Vittorio Emanuele refuge
Rifugio Vittorio Emanuele.


Ciarforon
Lorna and Imogen with Ciarforon in the background.


But unfortunately we never got that far; after making cracking progress up the glacier, slowly gaining on the only group to have set out before us, the wind had picked up and by the time we reached 3847m, it had started to become a danger rather than just a nuisance. Clouds were wipping over the summit rocks and the skies in the distance suggested things weren't going to improve. An exposed summit wasn't the place to be today and so a group decision was made to turn back.
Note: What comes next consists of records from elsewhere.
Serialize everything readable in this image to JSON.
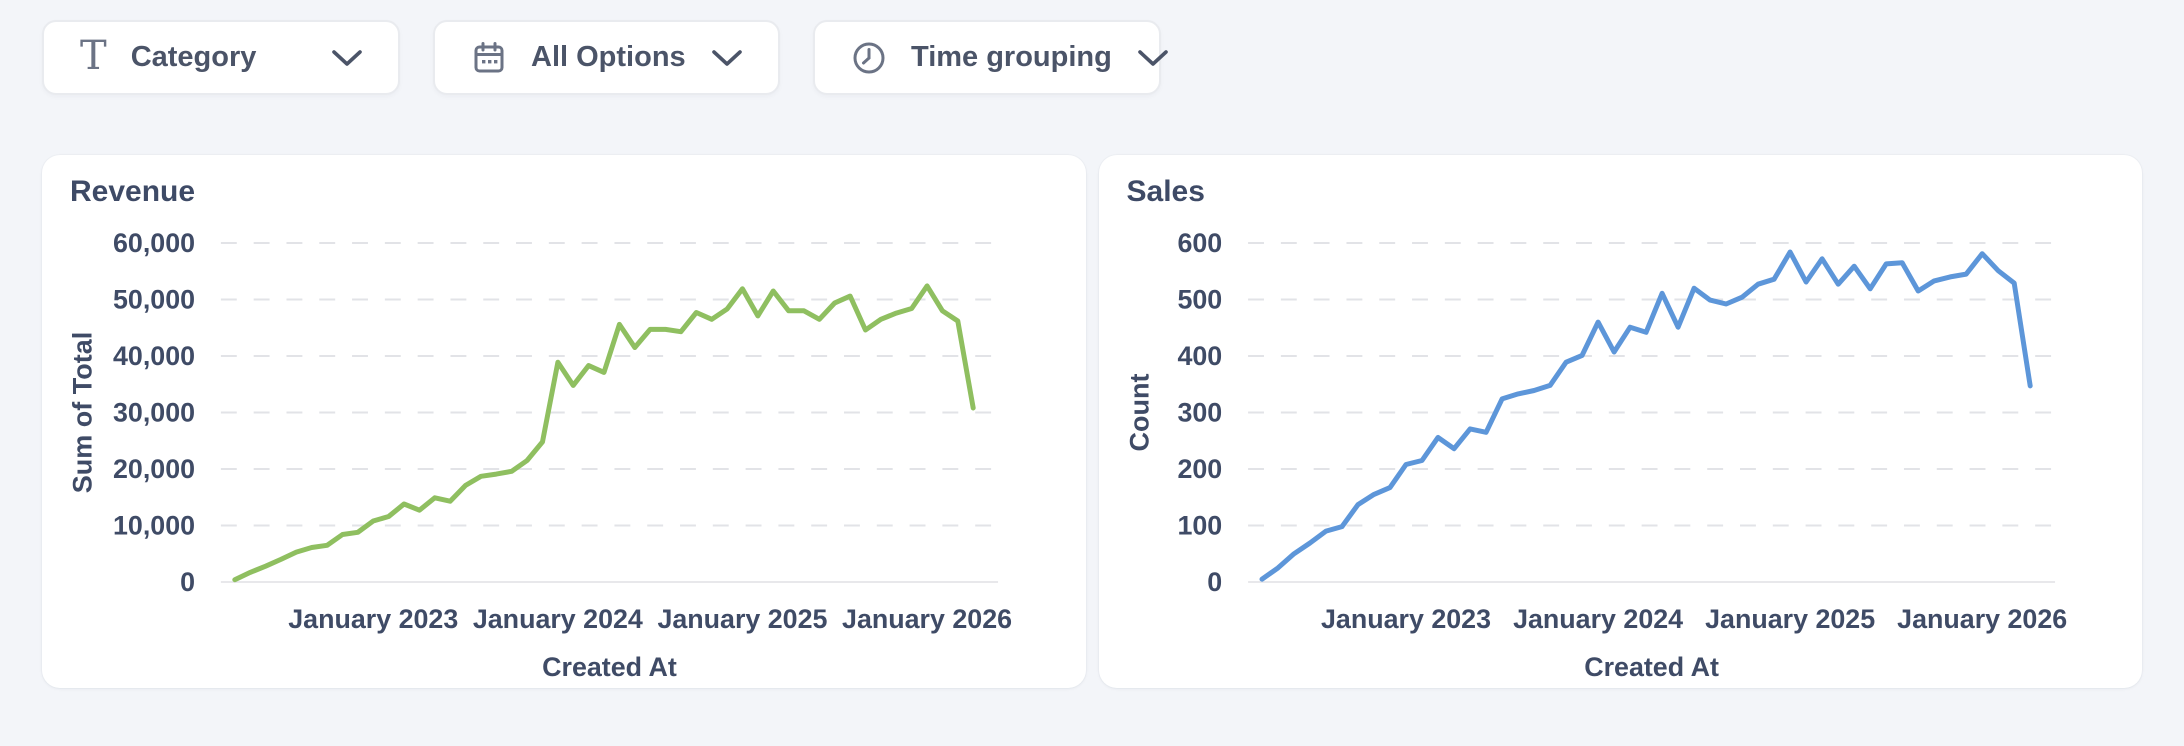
{
  "toolbar": {
    "filters": [
      {
        "label": "Category",
        "icon": "type-icon"
      },
      {
        "label": "All Options",
        "icon": "calendar-icon"
      },
      {
        "label": "Time grouping",
        "icon": "clock-icon"
      }
    ]
  },
  "chart_data": [
    {
      "type": "line",
      "title": "Revenue",
      "xlabel": "Created At",
      "ylabel": "Sum of Total",
      "color": "#8fbf60",
      "ylim": [
        0,
        60000
      ],
      "ytick_step": 10000,
      "grid": "dashed-horizontal",
      "legend": "none",
      "x_tick_labels": [
        "January 2023",
        "January 2024",
        "January 2025",
        "January 2026"
      ],
      "x_tick_indices": [
        9,
        21,
        33,
        45
      ],
      "x": [
        "2022-04",
        "2022-05",
        "2022-06",
        "2022-07",
        "2022-08",
        "2022-09",
        "2022-10",
        "2022-11",
        "2022-12",
        "2023-01",
        "2023-02",
        "2023-03",
        "2023-04",
        "2023-05",
        "2023-06",
        "2023-07",
        "2023-08",
        "2023-09",
        "2023-10",
        "2023-11",
        "2023-12",
        "2024-01",
        "2024-02",
        "2024-03",
        "2024-04",
        "2024-05",
        "2024-06",
        "2024-07",
        "2024-08",
        "2024-09",
        "2024-10",
        "2024-11",
        "2024-12",
        "2025-01",
        "2025-02",
        "2025-03",
        "2025-04",
        "2025-05",
        "2025-06",
        "2025-07",
        "2025-08",
        "2025-09",
        "2025-10",
        "2025-11",
        "2025-12",
        "2026-01",
        "2026-02",
        "2026-03",
        "2026-04"
      ],
      "values": [
        400,
        1700,
        2800,
        4000,
        5300,
        6100,
        6500,
        8400,
        8800,
        10800,
        11600,
        13800,
        12700,
        14900,
        14300,
        17100,
        18700,
        19100,
        19600,
        21500,
        24800,
        38900,
        34800,
        38300,
        37100,
        45600,
        41500,
        44700,
        44700,
        44300,
        47700,
        46500,
        48300,
        51900,
        47100,
        51500,
        48000,
        48000,
        46500,
        49400,
        50600,
        44600,
        46500,
        47600,
        48400,
        52400,
        48000,
        46200,
        30800
      ]
    },
    {
      "type": "line",
      "title": "Sales",
      "xlabel": "Created At",
      "ylabel": "Count",
      "color": "#5d96d9",
      "ylim": [
        0,
        600
      ],
      "ytick_step": 100,
      "grid": "dashed-horizontal",
      "legend": "none",
      "x_tick_labels": [
        "January 2023",
        "January 2024",
        "January 2025",
        "January 2026"
      ],
      "x_tick_indices": [
        9,
        21,
        33,
        45
      ],
      "x": [
        "2022-04",
        "2022-05",
        "2022-06",
        "2022-07",
        "2022-08",
        "2022-09",
        "2022-10",
        "2022-11",
        "2022-12",
        "2023-01",
        "2023-02",
        "2023-03",
        "2023-04",
        "2023-05",
        "2023-06",
        "2023-07",
        "2023-08",
        "2023-09",
        "2023-10",
        "2023-11",
        "2023-12",
        "2024-01",
        "2024-02",
        "2024-03",
        "2024-04",
        "2024-05",
        "2024-06",
        "2024-07",
        "2024-08",
        "2024-09",
        "2024-10",
        "2024-11",
        "2024-12",
        "2025-01",
        "2025-02",
        "2025-03",
        "2025-04",
        "2025-05",
        "2025-06",
        "2025-07",
        "2025-08",
        "2025-09",
        "2025-10",
        "2025-11",
        "2025-12",
        "2026-01",
        "2026-02",
        "2026-03",
        "2026-04"
      ],
      "values": [
        5,
        25,
        50,
        69,
        90,
        98,
        137,
        155,
        167,
        208,
        215,
        256,
        236,
        271,
        265,
        324,
        333,
        339,
        348,
        389,
        401,
        460,
        407,
        451,
        442,
        511,
        451,
        520,
        499,
        492,
        504,
        527,
        536,
        584,
        531,
        572,
        527,
        559,
        519,
        563,
        565,
        515,
        533,
        540,
        545,
        581,
        551,
        529,
        347
      ]
    }
  ],
  "theme": {
    "page_background": "#f3f5f9",
    "card_background": "#ffffff",
    "text_color": "#3f4b66",
    "grid_color": "#e2e3e7",
    "revenue_line_color": "#8fbf60",
    "sales_line_color": "#5d96d9"
  }
}
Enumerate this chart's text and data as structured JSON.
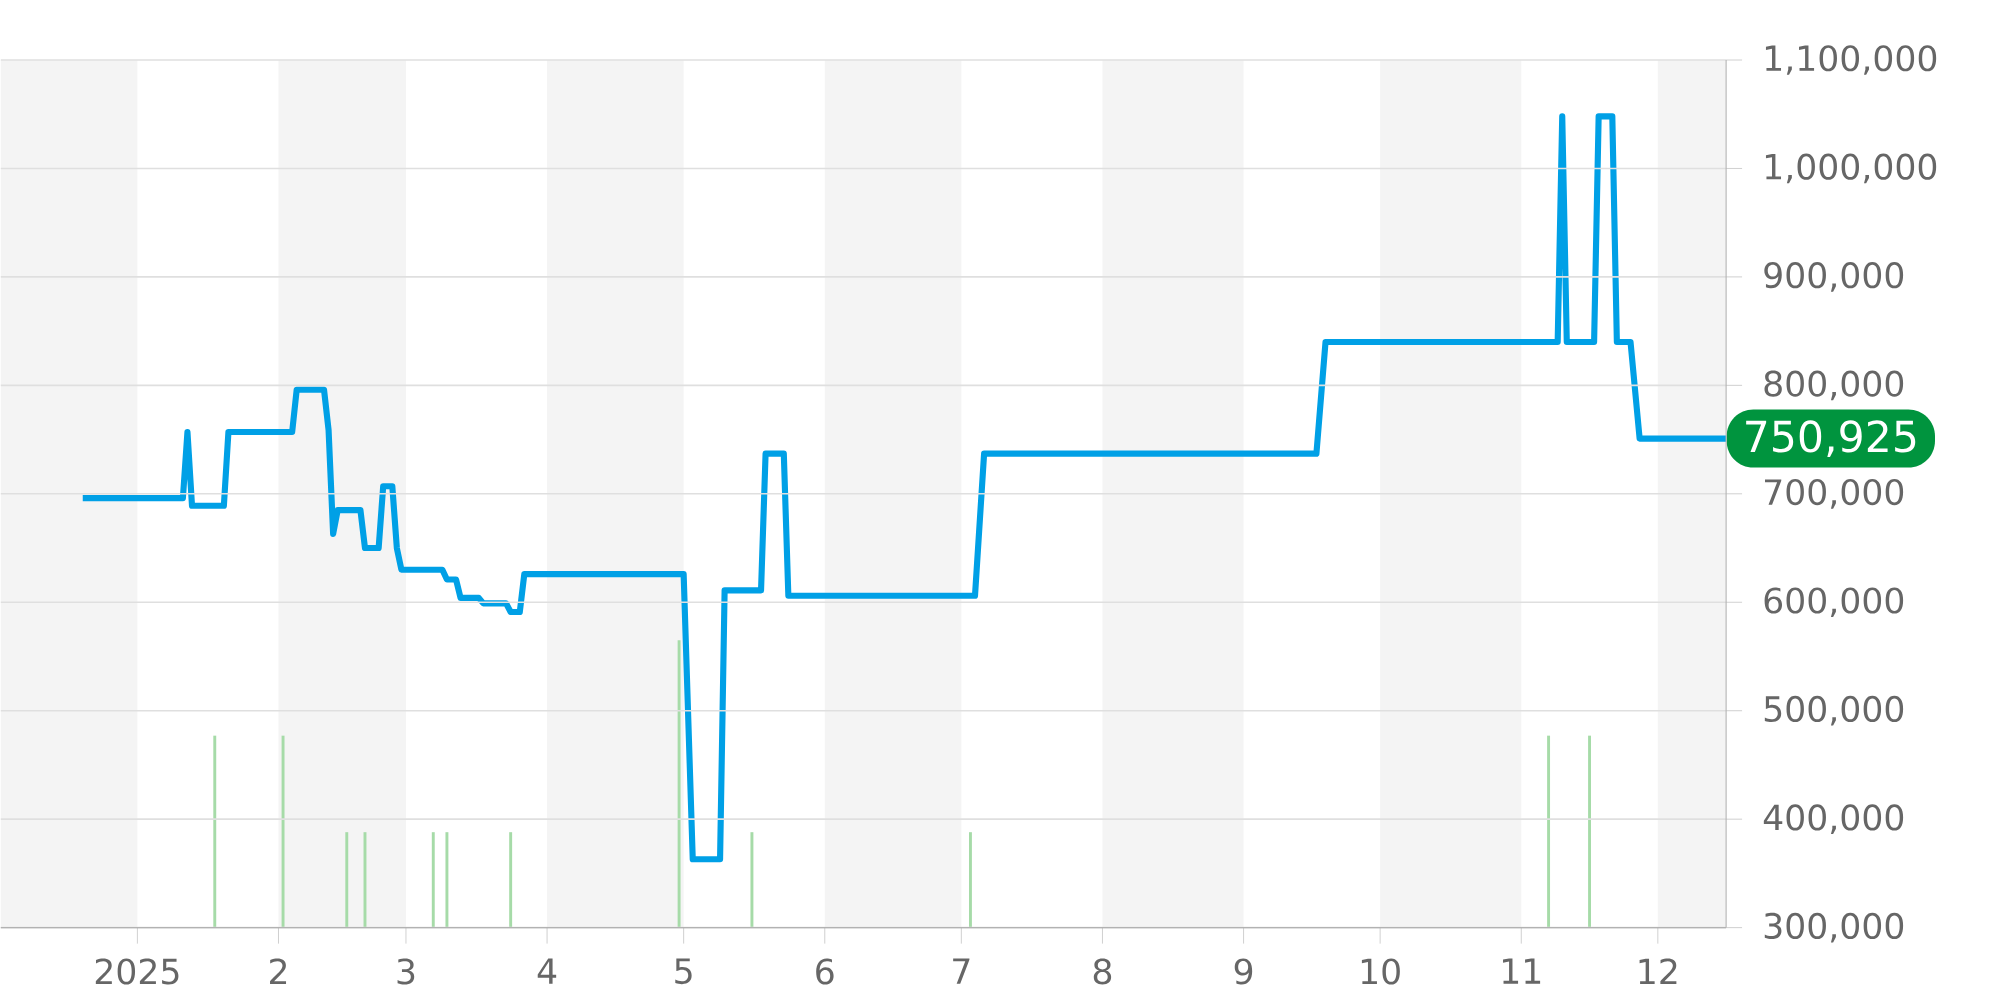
{
  "chart_data": {
    "type": "line",
    "xlim": [
      "2024-12-02",
      "2025-12-16"
    ],
    "xticks": [
      {
        "value": "2025-01-01",
        "label": "2025"
      },
      {
        "value": "2025-02-01",
        "label": "2"
      },
      {
        "value": "2025-03-01",
        "label": "3"
      },
      {
        "value": "2025-04-01",
        "label": "4"
      },
      {
        "value": "2025-05-01",
        "label": "5"
      },
      {
        "value": "2025-06-01",
        "label": "6"
      },
      {
        "value": "2025-07-01",
        "label": "7"
      },
      {
        "value": "2025-08-01",
        "label": "8"
      },
      {
        "value": "2025-09-01",
        "label": "9"
      },
      {
        "value": "2025-10-01",
        "label": "10"
      },
      {
        "value": "2025-11-01",
        "label": "11"
      },
      {
        "value": "2025-12-01",
        "label": "12"
      }
    ],
    "ylim": [
      300000,
      1100000
    ],
    "yticks": [
      {
        "value": 300000,
        "label": "300,000"
      },
      {
        "value": 400000,
        "label": "400,000"
      },
      {
        "value": 500000,
        "label": "500,000"
      },
      {
        "value": 600000,
        "label": "600,000"
      },
      {
        "value": 700000,
        "label": "700,000"
      },
      {
        "value": 800000,
        "label": "800,000"
      },
      {
        "value": 900000,
        "label": "900,000"
      },
      {
        "value": 1000000,
        "label": "1,000,000"
      },
      {
        "value": 1100000,
        "label": "1,100,000"
      }
    ],
    "grid": "y",
    "bands": [
      {
        "axis": "x",
        "from": "2024-12-02",
        "to": "2025-01-01",
        "color": "#f4f4f4"
      },
      {
        "axis": "x",
        "from": "2025-02-01",
        "to": "2025-03-01",
        "color": "#f4f4f4"
      },
      {
        "axis": "x",
        "from": "2025-04-01",
        "to": "2025-05-01",
        "color": "#f4f4f4"
      },
      {
        "axis": "x",
        "from": "2025-06-01",
        "to": "2025-07-01",
        "color": "#f4f4f4"
      },
      {
        "axis": "x",
        "from": "2025-08-01",
        "to": "2025-09-01",
        "color": "#f4f4f4"
      },
      {
        "axis": "x",
        "from": "2025-10-01",
        "to": "2025-11-01",
        "color": "#f4f4f4"
      },
      {
        "axis": "x",
        "from": "2025-12-01",
        "to": "2025-12-16",
        "color": "#f4f4f4"
      }
    ],
    "series": [
      {
        "type": "bar",
        "color": "#a6dba8",
        "x": [
          "2025-01-18",
          "2025-02-02",
          "2025-02-16",
          "2025-02-20",
          "2025-03-07",
          "2025-03-10",
          "2025-03-24",
          "2025-04-30",
          "2025-05-16",
          "2025-07-03",
          "2025-11-07",
          "2025-11-16"
        ],
        "values": [
          477000,
          477000,
          388000,
          388000,
          388000,
          388000,
          388000,
          565000,
          388000,
          388000,
          477000,
          477000
        ]
      },
      {
        "color": "#00a0e6",
        "x": [
          "2024-12-20",
          "2025-01-11",
          "2025-01-12",
          "2025-01-13",
          "2025-01-20",
          "2025-01-21",
          "2025-02-04",
          "2025-02-05",
          "2025-02-11",
          "2025-02-12",
          "2025-02-13",
          "2025-02-14",
          "2025-02-19",
          "2025-02-20",
          "2025-02-23",
          "2025-02-24",
          "2025-02-26",
          "2025-02-27",
          "2025-02-28",
          "2025-03-09",
          "2025-03-10",
          "2025-03-12",
          "2025-03-13",
          "2025-03-17",
          "2025-03-18",
          "2025-03-23",
          "2025-03-24",
          "2025-03-26",
          "2025-03-27",
          "2025-05-01",
          "2025-05-03",
          "2025-05-09",
          "2025-05-10",
          "2025-05-18",
          "2025-05-19",
          "2025-05-23",
          "2025-05-24",
          "2025-07-04",
          "2025-07-06",
          "2025-09-17",
          "2025-09-19",
          "2025-11-09",
          "2025-11-10",
          "2025-11-11",
          "2025-11-17",
          "2025-11-18",
          "2025-11-21",
          "2025-11-22",
          "2025-11-25",
          "2025-11-27",
          "2025-12-16"
        ],
        "values": [
          696000,
          696000,
          757000,
          689000,
          689000,
          757000,
          757000,
          796000,
          796000,
          759000,
          663000,
          685000,
          685000,
          650000,
          650000,
          707000,
          707000,
          650000,
          630000,
          630000,
          621000,
          621000,
          604000,
          604000,
          599000,
          599000,
          591000,
          591000,
          626000,
          626000,
          363000,
          363000,
          611000,
          611000,
          737000,
          737000,
          606000,
          606000,
          737000,
          737000,
          840000,
          840000,
          1048000,
          840000,
          840000,
          1048000,
          1048000,
          840000,
          840000,
          750925,
          750925
        ],
        "value_labels": [
          null,
          null,
          null,
          null,
          null,
          null,
          null,
          null,
          null,
          null,
          null,
          null,
          null,
          null,
          null,
          null,
          null,
          null,
          null,
          null,
          null,
          null,
          null,
          null,
          null,
          null,
          null,
          null,
          null,
          null,
          null,
          null,
          null,
          null,
          null,
          null,
          null,
          null,
          null,
          null,
          null,
          null,
          null,
          null,
          null,
          null,
          null,
          null,
          null,
          null,
          "750,925"
        ]
      }
    ]
  }
}
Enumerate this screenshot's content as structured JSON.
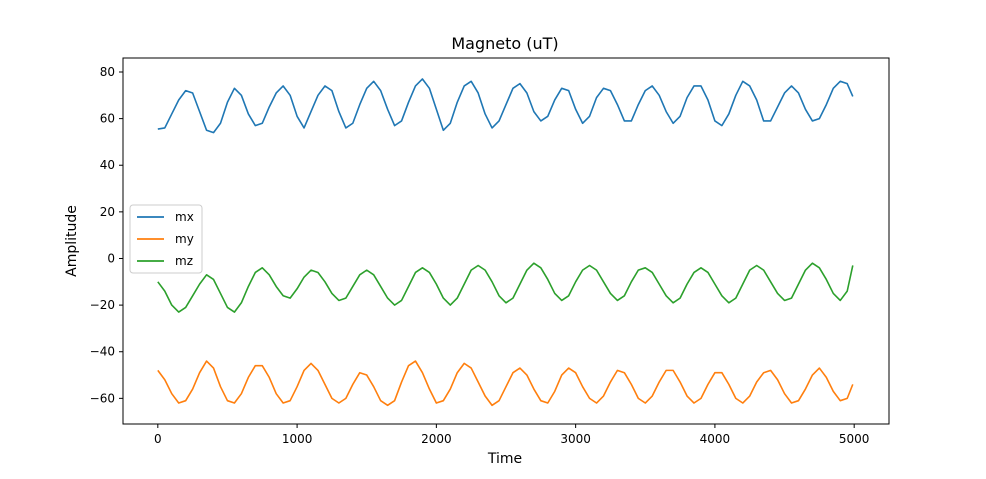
{
  "chart_data": {
    "type": "line",
    "title": "Magneto (uT)",
    "xlabel": "Time",
    "ylabel": "Amplitude",
    "xlim": [
      -250,
      5250
    ],
    "ylim": [
      -71,
      86
    ],
    "xticks": [
      0,
      1000,
      2000,
      3000,
      4000,
      5000
    ],
    "yticks": [
      -60,
      -40,
      -20,
      0,
      20,
      40,
      60,
      80
    ],
    "legend": {
      "placement": "center-left"
    },
    "colors": {
      "mx": "#1f77b4",
      "my": "#ff7f0e",
      "mz": "#2ca02c"
    },
    "series": [
      {
        "name": "mx",
        "x": [
          0,
          50,
          100,
          150,
          200,
          250,
          300,
          350,
          400,
          450,
          500,
          550,
          600,
          650,
          700,
          750,
          800,
          850,
          900,
          950,
          1000,
          1050,
          1100,
          1150,
          1200,
          1250,
          1300,
          1350,
          1400,
          1450,
          1500,
          1550,
          1600,
          1650,
          1700,
          1750,
          1800,
          1850,
          1900,
          1950,
          2000,
          2050,
          2100,
          2150,
          2200,
          2250,
          2300,
          2350,
          2400,
          2450,
          2500,
          2550,
          2600,
          2650,
          2700,
          2750,
          2800,
          2850,
          2900,
          2950,
          3000,
          3050,
          3100,
          3150,
          3200,
          3250,
          3300,
          3350,
          3400,
          3450,
          3500,
          3550,
          3600,
          3650,
          3700,
          3750,
          3800,
          3850,
          3900,
          3950,
          4000,
          4050,
          4100,
          4150,
          4200,
          4250,
          4300,
          4350,
          4400,
          4450,
          4500,
          4550,
          4600,
          4650,
          4700,
          4750,
          4800,
          4850,
          4900,
          4950,
          4990
        ],
        "values": [
          55.5,
          56,
          62,
          68,
          72,
          71,
          63,
          55,
          54,
          58,
          67,
          73,
          70,
          62,
          57,
          58,
          65,
          71,
          74,
          70,
          61,
          56,
          63,
          70,
          74,
          72,
          63,
          56,
          58,
          66,
          73,
          76,
          72,
          64,
          57,
          59,
          67,
          74,
          77,
          73,
          64,
          55,
          58,
          67,
          74,
          76,
          71,
          62,
          56,
          59,
          66,
          73,
          75,
          71,
          63,
          59,
          61,
          68,
          73,
          72,
          64,
          58,
          61,
          69,
          73,
          72,
          66,
          59,
          59,
          66,
          72,
          74,
          70,
          63,
          58,
          61,
          69,
          74,
          74,
          68,
          59,
          57,
          62,
          70,
          76,
          74,
          68,
          59,
          59,
          65,
          71,
          74,
          71,
          64,
          59,
          60,
          66,
          73,
          76,
          75,
          69.5
        ]
      },
      {
        "name": "my",
        "x": [
          0,
          50,
          100,
          150,
          200,
          250,
          300,
          350,
          400,
          450,
          500,
          550,
          600,
          650,
          700,
          750,
          800,
          850,
          900,
          950,
          1000,
          1050,
          1100,
          1150,
          1200,
          1250,
          1300,
          1350,
          1400,
          1450,
          1500,
          1550,
          1600,
          1650,
          1700,
          1750,
          1800,
          1850,
          1900,
          1950,
          2000,
          2050,
          2100,
          2150,
          2200,
          2250,
          2300,
          2350,
          2400,
          2450,
          2500,
          2550,
          2600,
          2650,
          2700,
          2750,
          2800,
          2850,
          2900,
          2950,
          3000,
          3050,
          3100,
          3150,
          3200,
          3250,
          3300,
          3350,
          3400,
          3450,
          3500,
          3550,
          3600,
          3650,
          3700,
          3750,
          3800,
          3850,
          3900,
          3950,
          4000,
          4050,
          4100,
          4150,
          4200,
          4250,
          4300,
          4350,
          4400,
          4450,
          4500,
          4550,
          4600,
          4650,
          4700,
          4750,
          4800,
          4850,
          4900,
          4950,
          4990
        ],
        "values": [
          -48,
          -52,
          -58,
          -62,
          -61,
          -56,
          -49,
          -44,
          -47,
          -55,
          -61,
          -62,
          -58,
          -51,
          -46,
          -46,
          -51,
          -58,
          -62,
          -61,
          -55,
          -48,
          -45,
          -48,
          -54,
          -60,
          -62,
          -60,
          -54,
          -49,
          -50,
          -55,
          -61,
          -63,
          -61,
          -53,
          -46,
          -44,
          -49,
          -56,
          -62,
          -61,
          -56,
          -49,
          -45,
          -47,
          -53,
          -59,
          -63,
          -61,
          -55,
          -49,
          -47,
          -50,
          -56,
          -61,
          -62,
          -57,
          -50,
          -47,
          -49,
          -55,
          -60,
          -62,
          -59,
          -53,
          -48,
          -49,
          -54,
          -60,
          -62,
          -59,
          -53,
          -48,
          -48,
          -53,
          -59,
          -62,
          -60,
          -54,
          -49,
          -49,
          -54,
          -60,
          -62,
          -59,
          -53,
          -49,
          -48,
          -52,
          -58,
          -62,
          -61,
          -56,
          -50,
          -47,
          -51,
          -57,
          -61,
          -60,
          -54
        ]
      },
      {
        "name": "mz",
        "x": [
          0,
          50,
          100,
          150,
          200,
          250,
          300,
          350,
          400,
          450,
          500,
          550,
          600,
          650,
          700,
          750,
          800,
          850,
          900,
          950,
          1000,
          1050,
          1100,
          1150,
          1200,
          1250,
          1300,
          1350,
          1400,
          1450,
          1500,
          1550,
          1600,
          1650,
          1700,
          1750,
          1800,
          1850,
          1900,
          1950,
          2000,
          2050,
          2100,
          2150,
          2200,
          2250,
          2300,
          2350,
          2400,
          2450,
          2500,
          2550,
          2600,
          2650,
          2700,
          2750,
          2800,
          2850,
          2900,
          2950,
          3000,
          3050,
          3100,
          3150,
          3200,
          3250,
          3300,
          3350,
          3400,
          3450,
          3500,
          3550,
          3600,
          3650,
          3700,
          3750,
          3800,
          3850,
          3900,
          3950,
          4000,
          4050,
          4100,
          4150,
          4200,
          4250,
          4300,
          4350,
          4400,
          4450,
          4500,
          4550,
          4600,
          4650,
          4700,
          4750,
          4800,
          4850,
          4900,
          4950,
          4990
        ],
        "values": [
          -10,
          -14,
          -20,
          -23,
          -21,
          -16,
          -11,
          -7,
          -9,
          -15,
          -21,
          -23,
          -19,
          -12,
          -6,
          -4,
          -7,
          -12,
          -16,
          -17,
          -13,
          -8,
          -5,
          -6,
          -10,
          -15,
          -18,
          -17,
          -12,
          -7,
          -5,
          -7,
          -12,
          -17,
          -20,
          -18,
          -12,
          -6,
          -4,
          -6,
          -11,
          -17,
          -20,
          -17,
          -11,
          -5,
          -3,
          -5,
          -10,
          -16,
          -19,
          -17,
          -11,
          -5,
          -2,
          -4,
          -9,
          -15,
          -18,
          -16,
          -10,
          -5,
          -3,
          -5,
          -10,
          -15,
          -18,
          -16,
          -10,
          -5,
          -4,
          -6,
          -11,
          -16,
          -19,
          -17,
          -11,
          -6,
          -4,
          -6,
          -11,
          -16,
          -19,
          -17,
          -11,
          -5,
          -3,
          -5,
          -10,
          -15,
          -18,
          -17,
          -11,
          -5,
          -2,
          -4,
          -9,
          -15,
          -18,
          -14,
          -3
        ]
      }
    ]
  }
}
I was reminded of meeting Alan Hinkes a few months back, when upon being asked how he had survived climbing all of the 8000m peaks (with all fingers and toes intact), he answered that he knew when to turn back.

An hour or so after turning back, we started passing the (literally) hundreds of others making a stab at the summit that day. Some had only just arrived at the glacier when we reached the morraines and if they ever made the summit it certainly wouldn't have been before midday.

We spent the afternoon relaxing at the hut, before walking down to Valsavaranche for further relaxing - including another visit to the cafe - before the Trek Bus picked us up at 7pm.
 

Route options on Gran Paradiso

I thought it was worth including a bit of further information about the early stages of route we chose up and down the mountain, which prove the most problematic navigation-wise. An easy-to-follow path leaves the refuge by a large sign saying "Gran Paradiso", immediately crossing a large boulder field, before gaining a steep morraine slope which a number of paths zig-zag their way up. It's worth checking this section out the evening before, though there is little scope for going wrong as the paths are all good and well-cairned, all converging in the same place at the top of this steep section of morraines.

The route flattens out and you enter a rocky bowl with a large stream on your left (north) and an obvious ridge-line behind that. One set of cairns takes you straight across the stream and up onto the ridge (red routes on the photograph), following the ridge up to the Glacier du Gran Paradis via a section of Via Ferrata. It would also be possible to cross the ridge to the Glacier de Laveciau, or descend back to the Glacier du Gran Paradis before the Via Ferrata section. More details on these routes available on Camp to Camp (albeit in French).

The other cairns lead across the rocky bowl (yellow routes on the photograph): In 2014, the stream could be crossed at the east-most point of the rocky bowl, before the snows of the glacier begin, leading onto a series of rocky shelves through which hundreds of cairns lead you in all sorts of directions; try to pick the best of these and you'll somehow end up at the glacier, having missed out its lower reaches which can be difficult in marginal snow cover. This seemed to be the way most guided groups were ascending, and is the way we descended.

The final option is to carry on straight to the back of the rocky bowl and gain the snow, though where this is obviously will depend on conditions. There may be a few rocky steps to negotiate as the valley narrows before it broadens out to where the aforementioned routes reach the glacier. We ascended this route and were presented with a tricky step involving a bit of icy waterfall scrambling; not too pleasant first thing in the morning! This route does have the advantage of being the most direct and we felt that it was quicker than any other options. Whether or not it's "in condition" is something you'll have to gauge for yourself.

From here on up, it is a simple (but long and tiring) glacier plod following a large trench for the most part, until you reach the exposed summit rocks with a few steps of UIAA II (bolted) to reach the summit itself.